Monsieur [Z] [E], partie succombante, en ce qu’il n’a pas su s’acquitter d’un arriéré de charges de copropriété, sera tenu aux entiers dépens de l’instance, incluant notamment les frais de commissaires de justice.
* Sur les frais irrépétibles
Conformément à l’article 700 du code de procédure civile : " Le juge condamne la partie tenue aux dépens ou qui perd son procès à payer : 1° A l’autre partie la somme qu’il détermine, au titre des frais exposés et non compris dans les dépens (…). Dans tous les cas, le juge tient compte de l’équité ou de la situation économique de la partie condamnée.
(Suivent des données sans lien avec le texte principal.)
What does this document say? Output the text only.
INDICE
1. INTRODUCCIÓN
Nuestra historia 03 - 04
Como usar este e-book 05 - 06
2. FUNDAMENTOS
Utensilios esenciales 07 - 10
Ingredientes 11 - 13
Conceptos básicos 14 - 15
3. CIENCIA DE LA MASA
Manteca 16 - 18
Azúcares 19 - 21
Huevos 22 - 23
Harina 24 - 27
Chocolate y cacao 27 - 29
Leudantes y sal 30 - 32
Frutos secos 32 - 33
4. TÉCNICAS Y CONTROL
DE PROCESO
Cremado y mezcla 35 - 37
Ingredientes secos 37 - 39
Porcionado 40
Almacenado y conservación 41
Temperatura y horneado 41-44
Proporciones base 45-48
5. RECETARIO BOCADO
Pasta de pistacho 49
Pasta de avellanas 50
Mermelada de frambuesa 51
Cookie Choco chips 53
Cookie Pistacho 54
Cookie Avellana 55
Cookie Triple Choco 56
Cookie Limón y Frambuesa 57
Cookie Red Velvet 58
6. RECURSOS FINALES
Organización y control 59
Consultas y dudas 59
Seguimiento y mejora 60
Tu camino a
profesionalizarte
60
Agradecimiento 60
Il peut, même d’office, pour des raisons tirées des mêmes considérations, dire qu’il n’y a pas lieu à ces condamnations (…). "
L’équité commande de condamner Monsieur [Z] [E] à payer la somme de 1.000 euros au syndicat des copropriétaires de l’immeuble la [Adresse 4] à [Localité 5], pris en la personne de son syndic, la société CALOT & ASSOCIES.
Non seulement le syndicat des copropriétaires a été contraint d’engager des frais irrépétibles non compris dans les dépens de l’instance, afin de faire valoir ses droits en justice, mais il serait inéquitable de faire peser sur les autres copropriétaires les frais engagés par la copropriété pour obtenir un titre exécutoire à l’encontre de copropriétaires défaillants dans leurs obligations périodiques.
PAR CES MOTIFS,
Nous, M. [D] [L], premier vice président adjoint du tribunal judiciaire de TOULOUSE, statuant en qualité de juge des référés, publiquement, par mise à disposition au greffe, par ordonnance rendue par défaut et en dernier ressort,
AU PRINCIPAL, RENVOYONS les parties à se pourvoir ainsi qu’elles aviseront, mais d’ores et déjà et vu l’urgence :
CONDAMNONS Monsieur [Z] [E] à verser au syndicat des copropriétaires de la résidence [Adresse 1] à [Localité 5], pris en la personne de son syndic, la société CALOT & ASSOCIES, la somme de 2.876,04 euros (DEUX MILLE HUIT CENT SOIXANTE SEIZE EUROS et QUATRE CENTIMES) au titre de l’arriéré de charges de copropriété échues, arrêtée au 31 octobre 2024 (appel du fonds du 4ème trimestre 2024 inclus), déduction faite des frais indus, avec intérêts aux taux légal à compter du 01 octobre 2024 ;
DEBOUTONS le syndicat des copropriétaires de la résidence [Adresse 1] à [Localité 5], pris en la personne de son syndic, la société CALOT & ASSOCIES, de sa demande de dommages et intérêts ;
CONDAMNONS Monsieur [Z] [E] à verser au syndicat des copropriétaires de la résidence [Adresse 1] à [Localité 5], pris en la personne de son syndic, la société CALOT & ASSOCIES, une somme de 1.000 euros (MILLE EUROS) sur le fondement de l’article 700 du code de procédure civile ;
REJETONS toutes autres ou tous surplus de prétentions ;
CONDAMNONS Monsieur [Z] [E] aux entiers dépens de la présente instance, incluant notamment les frais de commissaire de justice ;
RAPPELLONS que la présente décision est exécutoire de droit.
Ainsi jugé et mis à disposition le 25 mars 2025.